TRADE DEAL: U.S. President Donald Trump, Canadian Prime Minister Justin Trudeau and Mexico President Enrique Pena Nieto signed a new trade agreement on Friday known as the United States-Mexico-Canada Agreement (USMCA).

CHALCO SUPPLY CUTS: Aluminum Corp of China (Chalco) is cutting 470,000 tonnes of annual output, it said on Friday as Chinese aluminium prices sank to a two-year low.

ALUMINIUM: Norwegian metals company Norsk Hydro expects global primary aluminium demand growth to slow next year and says it is being hit hard by a production slowdown at a key alumina plant in Brazil.
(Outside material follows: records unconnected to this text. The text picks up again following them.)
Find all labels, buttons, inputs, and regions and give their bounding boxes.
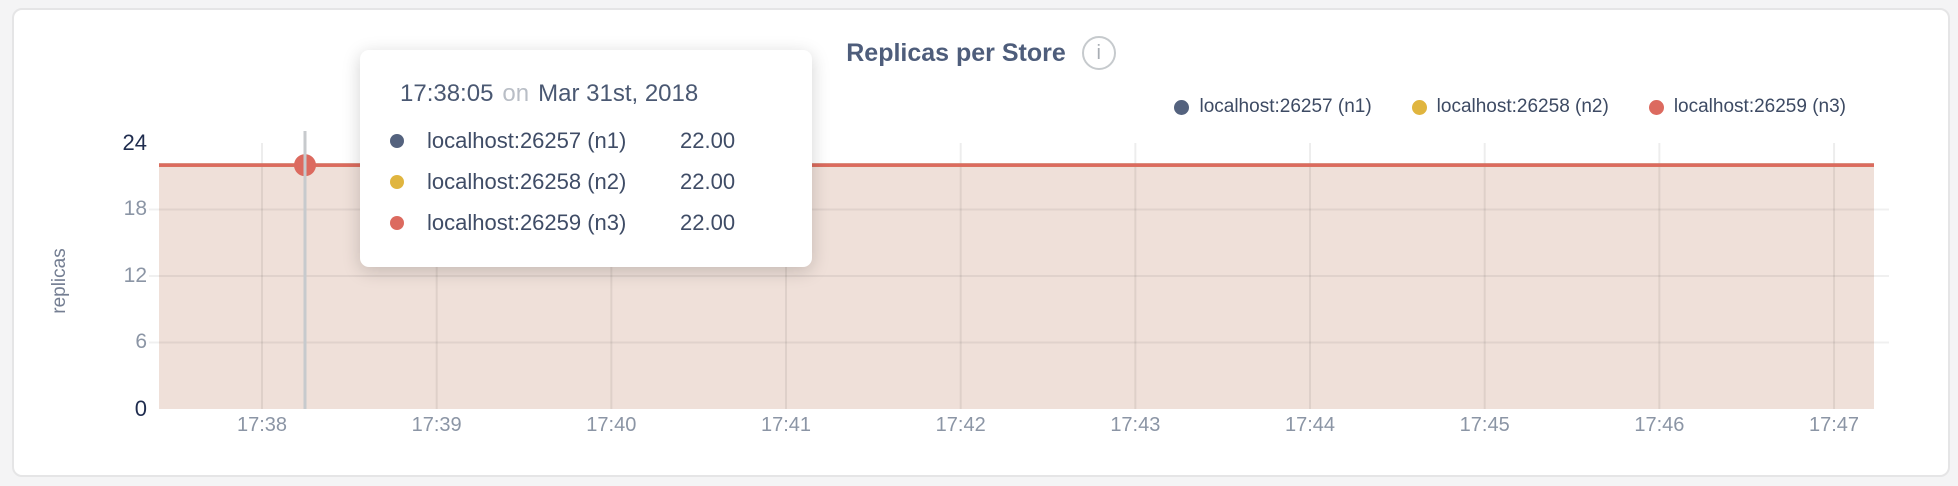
legend-series-dot-n1 <box>1174 100 1189 115</box>
chart-tooltip: 17:38:05 on Mar 31st, 2018 localhost:262… <box>360 50 812 267</box>
x-axis-tick-label: 17:43 <box>1065 414 1205 437</box>
y-axis-label: replicas <box>49 221 71 341</box>
tooltip-series-value-n2: 22.00 <box>680 169 735 195</box>
chart-card: Replicas per Store i localhost:26257 (n1… <box>12 8 1950 477</box>
x-axis-tick-label: 17:39 <box>367 414 507 437</box>
chart-header: Replicas per Store i <box>14 36 1948 70</box>
legend-item-n3[interactable]: localhost:26259 (n3) <box>1649 96 1846 118</box>
y-axis-tick-24: 24 <box>77 131 147 155</box>
legend-item-label-n1: localhost:26257 (n1) <box>1199 96 1371 118</box>
x-axis-tick-label: 17:45 <box>1415 414 1555 437</box>
tooltip-series-value-n3: 22.00 <box>680 210 735 236</box>
y-axis-tick-12: 12 <box>77 264 147 288</box>
tooltip-row: localhost:26258 (n2) 22.00 <box>388 161 784 202</box>
info-icon[interactable]: i <box>1082 36 1116 70</box>
x-axis-tick-label: 17:42 <box>891 414 1031 437</box>
x-axis-tick-label: 17:44 <box>1240 414 1380 437</box>
x-axis-tick-label: 17:38 <box>192 414 332 437</box>
legend-item-n1[interactable]: localhost:26257 (n1) <box>1174 96 1371 118</box>
tooltip-date: Mar 31st, 2018 <box>538 80 698 108</box>
legend-item-label-n2: localhost:26258 (n2) <box>1437 96 1609 118</box>
tooltip-series-dot-n3 <box>390 216 404 230</box>
legend: localhost:26257 (n1) localhost:26258 (n2… <box>1174 96 1846 118</box>
x-axis-tick-label: 17:46 <box>1589 414 1729 437</box>
chart-title: Replicas per Store <box>846 39 1066 68</box>
y-axis-tick-0: 0 <box>77 397 147 421</box>
x-axis-tick-label: 17:41 <box>716 414 856 437</box>
tooltip-series-label-n3: localhost:26259 (n3) <box>427 210 680 236</box>
tooltip-series-value-n1: 22.00 <box>680 128 735 154</box>
x-axis-tick-label: 17:40 <box>541 414 681 437</box>
legend-item-label-n3: localhost:26259 (n3) <box>1674 96 1846 118</box>
tooltip-series-dot-n1 <box>390 134 404 148</box>
tooltip-row: localhost:26257 (n1) 22.00 <box>388 120 784 161</box>
legend-item-n2[interactable]: localhost:26258 (n2) <box>1412 96 1609 118</box>
tooltip-connector: on <box>502 80 529 108</box>
y-axis-tick-18: 18 <box>77 197 147 221</box>
tooltip-timestamp: 17:38:05 on Mar 31st, 2018 <box>400 80 784 108</box>
legend-series-dot-n3 <box>1649 100 1664 115</box>
tooltip-series-dot-n2 <box>390 175 404 189</box>
tooltip-time: 17:38:05 <box>400 80 493 108</box>
tooltip-series-label-n2: localhost:26258 (n2) <box>427 169 680 195</box>
x-axis-tick-label: 17:47 <box>1764 414 1904 437</box>
y-axis-tick-6: 6 <box>77 330 147 354</box>
tooltip-row: localhost:26259 (n3) 22.00 <box>388 202 784 243</box>
tooltip-series-label-n1: localhost:26257 (n1) <box>427 128 680 154</box>
legend-series-dot-n2 <box>1412 100 1427 115</box>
ZINC SPREADS: Falling stocks pushed the premium for cash zinc over the three month price to $101 a tonne, its highest since 1998. CMZN0-3

STOCKS: Inventories of zinc in LME-monitored warehouses are close to a 10-year low of 88,600 tonnes. In warehouses monitored by ShFE, zinc stocks fell 25 percent from last Friday to 26,779 tonnes. CODELCO: Chile’s Codelco, the world’s largest copper producer, said mine output fell 3 percent in the first nine months of the year as ore grades fell sharply.

STEEL: The United States is moving to moderate its steel trade tariffs but countries in Europe and beyond are wary of reducing protection for their steelmakers while U.S.-China trade tensions prevail.